João Pedro Matos Pinto, adolescente negro, 14 anos, estudante, morreu assassinado durante uma ação policial, em maio de 2020. Estava na casa de um familiar, jogando sinuca, quando policiais, civis e federais, entraram atirando. João Pedro foi morto com um tiro, dos mais de 70 que foram disparados, em mais uma operação policial para combater o denominado crime organizado. João foi o 240 baleado neste ano, no Rio de Janeiro; destes, 12 em situações envolvendo agentes do Estado, com cinco mortes (COELHO, 2020; G1, 20201). “A cada 23 minutos, um jovem negro morre no Brasil”, informou a campanha da Organização das Nações Unidas (ONU Brasil), em 2017 (MARQUES, 2017).
No mesmo mês, George Floyd, homem negro, 46 anos, segurança, foi assassinado nos Estados Unidos (EUA) por um policial branco. O policial se ajoelhou sobre o pescoço de George Floyd, que estava deitado no chão, imobilizado. Mesmo com as reclamações dele – “não consigo respirar” – o policial permaneceu ajoelhado (LABORDE, 20201,2). Floyd, preso por suspeita de fraude, morreu pela ação de um policial branco com histórico de envolvimento em episódios violentos. A maior parte das queixas, arquivada. Recebeu, sim, dois reconhecimentos pelos trabalhos prestados (BBC BRASIL, 2020).

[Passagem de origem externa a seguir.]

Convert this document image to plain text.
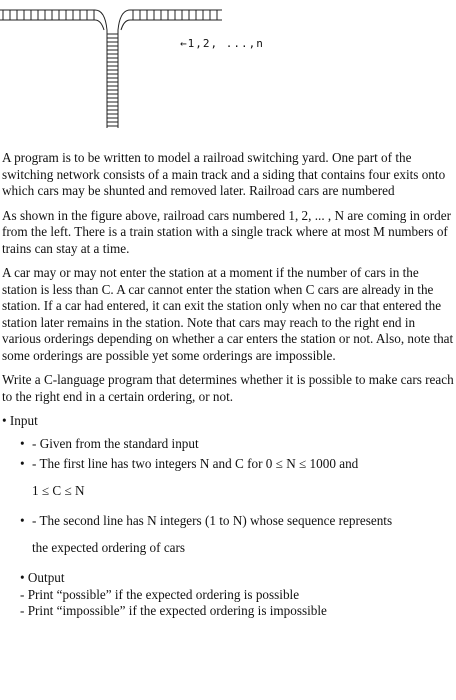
←1,2, ...,n

A program is to be written to model a railroad switching yard. One part of the switching network consists of a main track and a siding that contains four exits onto which cars may be shunted and removed later. Railroad cars are numbered

As shown in the figure above, railroad cars numbered 1, 2, ... , N are coming in order from the left. There is a train station with a single track where at most M numbers of trains can stay at a time.

A car may or may not enter the station at a moment if the number of cars in the station is less than C. A car cannot enter the station when C cars are already in the station. If a car had entered, it can exit the station only when no car that entered the station later remains in the station. Note that cars may reach to the right end in various orderings depending on whether a car enters the station or not. Also, note that some orderings are possible yet some orderings are impossible.

Write a C-language program that determines whether it is possible to make cars reach to the right end in a certain ordering, or not.

• Input
• - Given from the standard input
• - The first line has two integers N and C for 0 ≤ N ≤ 1000 and
1 ≤ C ≤ N
• - The second line has N integers (1 to N) whose sequence represents
the expected ordering of cars
• Output
- Print “possible” if the expected ordering is possible
- Print “impossible” if the expected ordering is impossible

O que estas mortes e estes cenários escancaram, mais uma vez? Que “A Carne mais Barata do Mercado é a Carne Negra. Na Cara Dura, só Cego que Não Vê”***. O racismo mata e vem matando há muito tempo a população negra, em diferentes partes do mundo. O genocídio é histórico, sobretudo em países cuja escravidão os constituíram. Sociedades escravocratas partilham de alguns valores e práticas semelhantes oriundos de um sistema bastante violento que tinha como pressuposição a propriedade de uma pessoa por outra (GONZALEZ, 1988; SCHWARCZ, 2019). Brasil e Estados Unidos são países grandes, que possuem realidades sociais, culturais, econômicas e históricas diversas, e distintas. Um viveu por muito tempo (ou vive?!) sob a crença falaciosa da democracia racial, o outro vivenciou o apartheid.
Não é nossa pretensão aqui debater estes aspectos e muito menos analisá-los com a profundidade que requerem. Ao conectar os dois assassinatos, queremos apresentar algumas reflexões sobre o racismo estrutural, um denominador comum aos dois países, algumas de suas expressões no contexto atual pandêmico e como nós que somos reconhecidas/os socialmente como brancas/os podemos participar/contribuir com a luta antirracista. Acatando a provocação de Angela Davis em sua célebre fala: “Numa sociedade racista, não basta não ser racista, é necessário ser antirracista”. Reflexões estas em processo de amadurecimento, paridas no calor das indignações diante dessa realidade atual tão brutal e perversa.
Assim, se transformam também em um convite para que venham dialogar e refletir conosco. “Tá ligado que não é fácil, né, mano/a/e? Se liga aí”***. São muitos os motivos que impõem à militância negra uma luta histórica constante contra uma realidade inaceitável, denunciando também as respostas insuficientes do Estado brasileiro, o que exige uma vigilância e um esforço permanentes de compreensão e de luta, nos diz Sueli Carneiro (2007).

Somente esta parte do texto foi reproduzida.